When the Androscoggin disposal district won’t prioritize North Country employers, what message does this send to the rest of the state and those thinking of investing in our local economy? How is the North Country supposed to attract and encourage investment in our community and people when we don’t support it once it comes?
As background, many of us are longtime employees of the Gorham Mill, now known as White Mountain Paper, and some have worked at the mill under multiple former ownerships. Prior to the mill’s acquisition by Behrens Investment Group at the end of 2020, we worked under the constant threat of bankruptcy, concerned about if we would have jobs come the following week.
We tried to operate effectively in an environment that lacked investment, depleted the mill of spare parts and related infrastructure, and did not value relationships within the community. It was a challenging landscape where a path to success was never visible.
Under the ownership of Evan Behrens and his investors, we have witnessed firsthand the commitment that has been made to the mill and, by extension, the community. And it is an outcome we did not think we would ever see.
Since the acquisition, the ownership has invested millions of dollars to address years of neglect and deferred projects that have been critical for the mill to stabilize and run properly. More so, apart from the meaningful capital investment, this ownership has prioritized investment in its people.
To date, they have offered trainings to current employees, developed an apprenticeship program to develop a pipeline of future mill workers, and brought industry specific and on-site practical trainings to the mill. These are opportunities for advancement and betterment that our employees have never had access to before.

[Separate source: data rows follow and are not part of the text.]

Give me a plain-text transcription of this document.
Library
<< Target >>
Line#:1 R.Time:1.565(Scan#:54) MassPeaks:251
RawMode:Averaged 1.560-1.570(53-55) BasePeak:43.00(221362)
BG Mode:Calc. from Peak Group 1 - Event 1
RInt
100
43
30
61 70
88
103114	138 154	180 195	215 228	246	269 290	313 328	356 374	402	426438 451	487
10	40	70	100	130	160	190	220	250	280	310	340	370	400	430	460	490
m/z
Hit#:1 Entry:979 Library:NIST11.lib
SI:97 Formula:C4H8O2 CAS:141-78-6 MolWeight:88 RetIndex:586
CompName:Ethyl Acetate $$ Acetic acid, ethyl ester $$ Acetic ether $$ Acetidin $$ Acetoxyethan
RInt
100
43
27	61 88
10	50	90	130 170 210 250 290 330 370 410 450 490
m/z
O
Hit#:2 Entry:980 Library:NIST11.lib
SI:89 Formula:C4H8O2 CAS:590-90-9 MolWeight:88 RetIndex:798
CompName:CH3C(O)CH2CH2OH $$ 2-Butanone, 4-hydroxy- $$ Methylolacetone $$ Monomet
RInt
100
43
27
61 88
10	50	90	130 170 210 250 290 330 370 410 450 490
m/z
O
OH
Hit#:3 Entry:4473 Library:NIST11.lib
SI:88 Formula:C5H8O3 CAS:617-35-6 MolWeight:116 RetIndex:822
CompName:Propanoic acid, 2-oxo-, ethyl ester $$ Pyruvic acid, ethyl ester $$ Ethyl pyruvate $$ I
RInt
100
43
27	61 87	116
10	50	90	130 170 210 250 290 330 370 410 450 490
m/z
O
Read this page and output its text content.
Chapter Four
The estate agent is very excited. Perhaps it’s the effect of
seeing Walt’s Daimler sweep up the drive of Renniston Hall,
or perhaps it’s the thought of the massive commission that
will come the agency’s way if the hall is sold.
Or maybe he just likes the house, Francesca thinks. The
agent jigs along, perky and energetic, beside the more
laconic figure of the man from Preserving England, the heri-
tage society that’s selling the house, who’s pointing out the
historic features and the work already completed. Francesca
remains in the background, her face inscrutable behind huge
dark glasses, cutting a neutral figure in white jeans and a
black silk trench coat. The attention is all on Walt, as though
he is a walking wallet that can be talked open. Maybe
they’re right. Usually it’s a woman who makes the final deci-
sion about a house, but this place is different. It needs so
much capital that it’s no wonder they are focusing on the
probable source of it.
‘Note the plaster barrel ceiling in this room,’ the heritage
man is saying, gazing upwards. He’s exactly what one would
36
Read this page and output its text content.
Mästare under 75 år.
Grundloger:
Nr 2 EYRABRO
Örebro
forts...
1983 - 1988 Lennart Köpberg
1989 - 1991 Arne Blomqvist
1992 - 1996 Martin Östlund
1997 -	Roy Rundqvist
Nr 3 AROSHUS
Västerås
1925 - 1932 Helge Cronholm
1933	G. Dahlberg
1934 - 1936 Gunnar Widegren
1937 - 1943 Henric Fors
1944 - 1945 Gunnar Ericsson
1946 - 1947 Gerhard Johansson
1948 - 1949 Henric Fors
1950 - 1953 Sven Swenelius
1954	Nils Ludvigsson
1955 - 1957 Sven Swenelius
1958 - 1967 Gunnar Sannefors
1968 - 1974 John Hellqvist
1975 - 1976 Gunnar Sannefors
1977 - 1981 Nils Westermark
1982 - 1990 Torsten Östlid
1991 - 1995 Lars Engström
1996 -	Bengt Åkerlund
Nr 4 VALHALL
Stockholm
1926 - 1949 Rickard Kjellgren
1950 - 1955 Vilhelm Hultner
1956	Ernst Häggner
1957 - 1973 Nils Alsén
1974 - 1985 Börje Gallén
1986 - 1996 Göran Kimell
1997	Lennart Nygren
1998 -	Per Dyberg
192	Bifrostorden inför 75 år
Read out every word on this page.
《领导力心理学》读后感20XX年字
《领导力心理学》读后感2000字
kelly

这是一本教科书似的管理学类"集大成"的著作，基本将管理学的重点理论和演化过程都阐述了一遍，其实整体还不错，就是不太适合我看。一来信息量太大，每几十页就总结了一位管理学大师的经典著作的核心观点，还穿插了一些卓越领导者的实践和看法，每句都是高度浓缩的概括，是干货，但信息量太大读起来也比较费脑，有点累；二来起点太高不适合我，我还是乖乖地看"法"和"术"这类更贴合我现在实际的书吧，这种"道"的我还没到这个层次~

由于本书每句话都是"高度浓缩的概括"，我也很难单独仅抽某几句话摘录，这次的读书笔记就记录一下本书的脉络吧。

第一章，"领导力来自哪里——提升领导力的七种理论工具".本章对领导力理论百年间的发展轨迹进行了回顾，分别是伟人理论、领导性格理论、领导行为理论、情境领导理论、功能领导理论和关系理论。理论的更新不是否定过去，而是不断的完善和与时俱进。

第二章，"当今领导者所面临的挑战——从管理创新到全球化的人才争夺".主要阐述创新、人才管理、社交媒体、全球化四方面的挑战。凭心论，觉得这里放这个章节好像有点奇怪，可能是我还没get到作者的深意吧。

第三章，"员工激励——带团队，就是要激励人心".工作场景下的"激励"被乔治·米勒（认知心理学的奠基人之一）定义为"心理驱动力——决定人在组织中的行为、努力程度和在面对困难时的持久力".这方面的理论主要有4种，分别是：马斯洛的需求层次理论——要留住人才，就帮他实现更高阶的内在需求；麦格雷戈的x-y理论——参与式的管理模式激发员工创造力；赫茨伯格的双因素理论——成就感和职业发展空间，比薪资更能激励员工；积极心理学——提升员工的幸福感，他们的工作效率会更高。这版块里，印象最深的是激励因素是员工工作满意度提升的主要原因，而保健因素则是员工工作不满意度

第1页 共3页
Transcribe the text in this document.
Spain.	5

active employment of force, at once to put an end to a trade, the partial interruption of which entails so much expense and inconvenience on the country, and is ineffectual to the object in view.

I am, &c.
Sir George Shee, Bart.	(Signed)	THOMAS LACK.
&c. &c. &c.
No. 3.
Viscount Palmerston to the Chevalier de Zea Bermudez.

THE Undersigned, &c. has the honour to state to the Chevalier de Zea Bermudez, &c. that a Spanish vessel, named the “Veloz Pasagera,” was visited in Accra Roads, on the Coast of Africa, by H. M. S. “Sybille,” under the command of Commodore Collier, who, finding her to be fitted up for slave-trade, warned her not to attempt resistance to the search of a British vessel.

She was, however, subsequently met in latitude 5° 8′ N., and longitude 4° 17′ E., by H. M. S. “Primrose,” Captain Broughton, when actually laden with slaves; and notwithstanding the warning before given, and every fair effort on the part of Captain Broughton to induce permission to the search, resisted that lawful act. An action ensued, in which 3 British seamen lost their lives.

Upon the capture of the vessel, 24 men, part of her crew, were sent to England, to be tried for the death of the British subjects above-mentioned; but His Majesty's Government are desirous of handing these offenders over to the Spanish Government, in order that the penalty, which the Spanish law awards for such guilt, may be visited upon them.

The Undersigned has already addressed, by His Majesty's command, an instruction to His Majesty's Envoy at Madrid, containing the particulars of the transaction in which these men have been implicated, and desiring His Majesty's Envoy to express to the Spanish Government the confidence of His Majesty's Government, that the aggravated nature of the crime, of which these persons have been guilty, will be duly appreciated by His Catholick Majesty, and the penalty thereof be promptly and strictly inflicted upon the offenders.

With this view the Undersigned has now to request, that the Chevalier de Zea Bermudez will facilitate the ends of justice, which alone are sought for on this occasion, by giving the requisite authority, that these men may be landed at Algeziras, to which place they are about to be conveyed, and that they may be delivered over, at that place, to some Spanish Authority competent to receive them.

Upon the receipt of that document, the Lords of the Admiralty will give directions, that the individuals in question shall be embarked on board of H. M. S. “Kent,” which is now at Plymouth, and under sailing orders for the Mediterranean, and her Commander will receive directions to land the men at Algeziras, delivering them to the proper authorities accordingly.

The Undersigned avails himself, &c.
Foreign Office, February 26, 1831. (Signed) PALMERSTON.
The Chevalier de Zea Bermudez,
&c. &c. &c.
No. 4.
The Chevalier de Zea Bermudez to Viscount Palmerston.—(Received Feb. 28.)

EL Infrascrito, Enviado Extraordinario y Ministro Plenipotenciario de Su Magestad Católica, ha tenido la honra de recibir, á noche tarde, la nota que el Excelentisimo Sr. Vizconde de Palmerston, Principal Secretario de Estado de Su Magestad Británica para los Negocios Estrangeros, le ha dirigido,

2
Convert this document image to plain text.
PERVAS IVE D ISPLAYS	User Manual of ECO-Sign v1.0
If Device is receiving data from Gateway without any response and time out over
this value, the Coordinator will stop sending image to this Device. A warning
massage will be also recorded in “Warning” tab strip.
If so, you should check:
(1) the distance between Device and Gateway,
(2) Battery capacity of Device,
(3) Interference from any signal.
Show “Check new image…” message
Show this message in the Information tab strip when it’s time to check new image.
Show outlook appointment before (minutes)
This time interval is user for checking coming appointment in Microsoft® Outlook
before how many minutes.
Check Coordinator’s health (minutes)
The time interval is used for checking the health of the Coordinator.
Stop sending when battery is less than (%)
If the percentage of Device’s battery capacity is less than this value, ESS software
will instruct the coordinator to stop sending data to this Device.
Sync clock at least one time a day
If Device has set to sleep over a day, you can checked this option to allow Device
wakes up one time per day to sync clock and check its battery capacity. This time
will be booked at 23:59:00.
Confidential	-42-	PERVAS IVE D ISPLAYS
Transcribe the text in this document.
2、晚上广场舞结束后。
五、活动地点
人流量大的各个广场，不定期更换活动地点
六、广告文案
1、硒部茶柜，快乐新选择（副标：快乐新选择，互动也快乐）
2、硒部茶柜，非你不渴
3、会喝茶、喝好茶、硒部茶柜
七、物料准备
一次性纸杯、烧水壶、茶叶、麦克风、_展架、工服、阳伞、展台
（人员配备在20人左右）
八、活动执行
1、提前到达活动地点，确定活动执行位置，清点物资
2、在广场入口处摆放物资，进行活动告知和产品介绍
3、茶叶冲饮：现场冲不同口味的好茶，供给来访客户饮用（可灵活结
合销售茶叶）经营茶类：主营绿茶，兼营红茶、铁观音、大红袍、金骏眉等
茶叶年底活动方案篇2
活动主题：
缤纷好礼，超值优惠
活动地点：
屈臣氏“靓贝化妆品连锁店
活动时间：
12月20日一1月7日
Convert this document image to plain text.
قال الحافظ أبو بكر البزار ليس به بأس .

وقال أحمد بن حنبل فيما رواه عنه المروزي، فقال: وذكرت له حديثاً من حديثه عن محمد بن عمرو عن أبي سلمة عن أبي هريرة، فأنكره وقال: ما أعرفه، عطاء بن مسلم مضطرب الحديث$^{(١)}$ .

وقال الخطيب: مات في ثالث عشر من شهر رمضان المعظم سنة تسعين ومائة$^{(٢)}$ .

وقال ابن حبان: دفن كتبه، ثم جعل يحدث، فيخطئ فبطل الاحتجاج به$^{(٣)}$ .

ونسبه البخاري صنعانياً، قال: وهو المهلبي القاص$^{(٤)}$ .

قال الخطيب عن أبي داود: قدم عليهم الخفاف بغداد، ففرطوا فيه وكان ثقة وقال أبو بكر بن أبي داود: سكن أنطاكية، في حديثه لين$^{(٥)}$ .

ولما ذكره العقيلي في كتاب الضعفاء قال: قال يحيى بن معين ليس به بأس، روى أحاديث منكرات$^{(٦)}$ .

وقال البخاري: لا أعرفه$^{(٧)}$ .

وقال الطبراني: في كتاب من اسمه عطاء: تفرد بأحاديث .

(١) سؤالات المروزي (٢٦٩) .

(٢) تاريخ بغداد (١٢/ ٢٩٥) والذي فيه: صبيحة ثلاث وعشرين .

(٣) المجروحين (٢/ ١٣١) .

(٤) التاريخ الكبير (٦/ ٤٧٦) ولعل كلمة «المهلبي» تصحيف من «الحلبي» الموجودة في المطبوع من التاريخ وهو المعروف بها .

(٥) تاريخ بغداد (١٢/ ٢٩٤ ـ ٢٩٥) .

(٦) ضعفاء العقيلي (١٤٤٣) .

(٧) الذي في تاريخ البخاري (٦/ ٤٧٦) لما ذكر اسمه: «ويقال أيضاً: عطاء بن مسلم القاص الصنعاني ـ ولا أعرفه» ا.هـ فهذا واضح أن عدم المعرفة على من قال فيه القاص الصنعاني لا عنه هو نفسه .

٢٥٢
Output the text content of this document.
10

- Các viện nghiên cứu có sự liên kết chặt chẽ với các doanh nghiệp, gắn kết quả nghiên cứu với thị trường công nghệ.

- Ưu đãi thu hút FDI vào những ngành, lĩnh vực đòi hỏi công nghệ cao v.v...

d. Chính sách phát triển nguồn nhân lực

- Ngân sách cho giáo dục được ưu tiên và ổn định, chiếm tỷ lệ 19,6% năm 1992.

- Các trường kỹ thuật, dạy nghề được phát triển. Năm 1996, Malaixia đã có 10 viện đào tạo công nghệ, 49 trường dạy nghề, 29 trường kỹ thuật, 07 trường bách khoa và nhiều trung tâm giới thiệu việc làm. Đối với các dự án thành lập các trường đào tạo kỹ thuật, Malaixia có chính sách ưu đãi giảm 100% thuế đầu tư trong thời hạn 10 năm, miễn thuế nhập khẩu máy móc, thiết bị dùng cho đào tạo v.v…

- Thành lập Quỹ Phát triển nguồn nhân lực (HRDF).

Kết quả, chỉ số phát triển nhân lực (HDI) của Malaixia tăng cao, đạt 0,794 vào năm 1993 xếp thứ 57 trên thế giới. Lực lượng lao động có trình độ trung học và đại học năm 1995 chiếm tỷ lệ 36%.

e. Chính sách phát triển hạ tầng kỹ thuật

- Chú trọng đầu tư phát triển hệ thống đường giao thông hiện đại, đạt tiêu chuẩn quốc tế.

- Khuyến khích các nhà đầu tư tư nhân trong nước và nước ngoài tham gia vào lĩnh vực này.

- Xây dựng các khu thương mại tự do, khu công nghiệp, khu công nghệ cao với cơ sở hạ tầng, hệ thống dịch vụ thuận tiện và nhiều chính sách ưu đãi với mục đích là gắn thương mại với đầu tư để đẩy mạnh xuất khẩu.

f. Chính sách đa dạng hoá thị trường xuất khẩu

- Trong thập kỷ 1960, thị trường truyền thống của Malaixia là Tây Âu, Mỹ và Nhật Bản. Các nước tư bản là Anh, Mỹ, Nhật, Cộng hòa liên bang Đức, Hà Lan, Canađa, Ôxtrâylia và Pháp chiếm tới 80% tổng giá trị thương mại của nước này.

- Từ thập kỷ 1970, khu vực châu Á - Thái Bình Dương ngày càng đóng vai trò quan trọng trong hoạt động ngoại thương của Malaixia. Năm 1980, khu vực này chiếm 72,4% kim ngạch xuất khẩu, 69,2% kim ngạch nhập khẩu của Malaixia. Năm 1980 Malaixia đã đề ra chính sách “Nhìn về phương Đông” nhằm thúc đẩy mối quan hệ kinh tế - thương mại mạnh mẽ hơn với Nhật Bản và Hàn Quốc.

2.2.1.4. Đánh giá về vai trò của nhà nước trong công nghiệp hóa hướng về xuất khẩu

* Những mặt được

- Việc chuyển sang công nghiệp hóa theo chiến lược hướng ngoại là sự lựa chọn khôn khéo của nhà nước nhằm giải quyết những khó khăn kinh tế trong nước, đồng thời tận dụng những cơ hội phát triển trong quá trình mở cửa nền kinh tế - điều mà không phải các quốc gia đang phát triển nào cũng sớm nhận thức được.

While we love our community, we can all recognize that it is hard to do business in the North Country. Businesses face some of the highest energy costs in the country, outdated infrastructure, limited transportation and an aging workforce with many younger workers leaving the area. Despite these challenges, Behrens Investment Group has made a meaningful investment in our community.
We have witnessed the implementation by ownership of a comprehensive plan to stabilize paper-making in the North Country, preserve jobs and position the mill for sustainable future growth.
Use of the landfill gas from Androscoggin disposal district was always a part of this plan. Initially the landfill gas was to be used to operate the mill’s boilers, but when the district issued a request-for-proposal late last year to solicit bids for the gas, we saw the opportunity to diversify the mill and bring a renewable natural gas project to the property.
As a longtime customer and partner to the district, the mill is in a unique position to develop the gas: It’s already connected to the landfill and to the natural gas pipeline; it has a team of skilled workers on site; and it has plenty of unused industrial property. Importantly, this new project would act as a natural hedge to the vicious natural gas cycle that the mill and everyone in the North Country faces each winter.
This project would complement our paper-making operations, create cost-sharing opportunities between Androscoggin disposal district and the mill, and generate revenues that could be reinvested and facilitate future growth and expansion. By deepening a partnership between two North Country institutions, it supports the important missions and jobs of each.
We urge district to reconsider the decision not to shortlist the mill. We know that, given the chance, we can be a strong and competitive partner. This project would be transformative for the mill and, as an anchor employer in the area, represent meaningful economic development for our community.
It would help ensure that White Mountain Paper continues to operate for years to come, providing jobs that people take pride in and a tax base for the community.
White Mountain Paper employees are part of USW Local 75 and represent approximately 75 households in the North Country.